E’ un’alga potenzialmente tossica, non per chi nuota ma per chi respira. Nelle giornate di mare mosso e di vento le sue tossine possono disperdersi nell’aerosol, cioe’ in quella sottile nebbia salmastra che si alza dalla battigia, e provocare disturbi passeggeri: irritazione agli occhi e alle vie respiratorie, tosse, mal di gola, mal di testa, un senso di malessere che colpisce soprattutto le persone piu’ fragili. Nulla di permanente, ma abbastanza per giustificare un avviso di prudenza.
La misura, spiegata dall’assessore comunale alla Salute Fabrizio Ferrandelli, e’ stata definita «esclusivamente precauzionale». Non e’ mai stato disposto alcun divieto di balneazione, perche’ la sola presenza di questa microalga, secondo la normativa vigente, non basta a chiudere un tratto di costa. Si e’ trattato piuttosto di un invito alla cautela, il tempo necessario per capire se la fioritura fosse in crescita o gia’ in esaurimento.
La risposta e’ arrivata in fretta. Dopo circa mezza giornata, e sulla scorta di nuove analisi dell’ARPA Sicilia, l’avviso e’ stato revocato: le concentrazioni della microalga erano tornate sotto le soglie di attenzione. L’agenzia regionale per la protezione dell’ambiente continua a monitorare il tratto di mare, con la promessa di aggiornamenti costanti agli abitanti, perche’ fenomeni di questo tipo sanno andare e tornare seguendo il ritmo del caldo e delle correnti.
Ed e’ qui che la piccola cronaca di una borgata tocca una questione piu’ grande. L’Ostreopsis e’ un’alga di acque calde, e trova nel Mediterraneo che si scalda un ambiente sempre piu’ ospitale. Le sue comparse lungo le coste italiane non sono piu’ un’eccezione esotica ma un appuntamento quasi stagionale, che chiede alle comunita’ del mare di attrezzarsi con un vocabolario nuovo, fatto di monitoraggi, soglie e analisi invisibili all’occhio.

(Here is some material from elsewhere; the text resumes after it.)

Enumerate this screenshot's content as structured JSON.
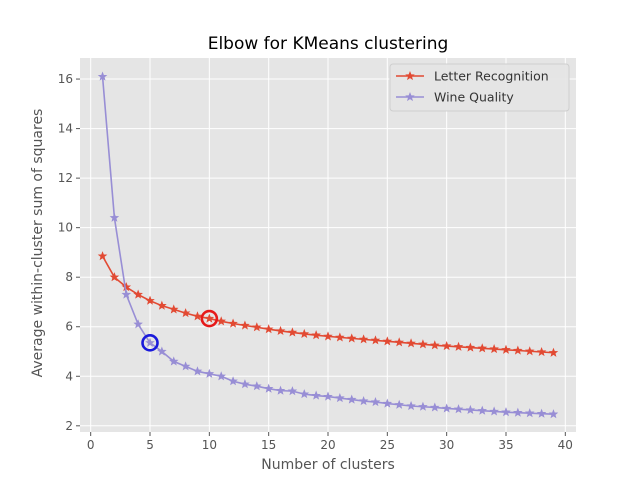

La vicenda di Vergine Maria, chiusa in una manciata di ore e senza allarmismi, racconta allora due cose insieme: che il sistema di controllo, quando funziona, restituisce in tempo utile la differenza tra un rischio reale e una paura eccessiva; e che il mare, anche il piu’ familiare, va ormai imparato di nuovo, con strumenti che i pescatori di ieri non avrebbero saputo nemmeno immaginare.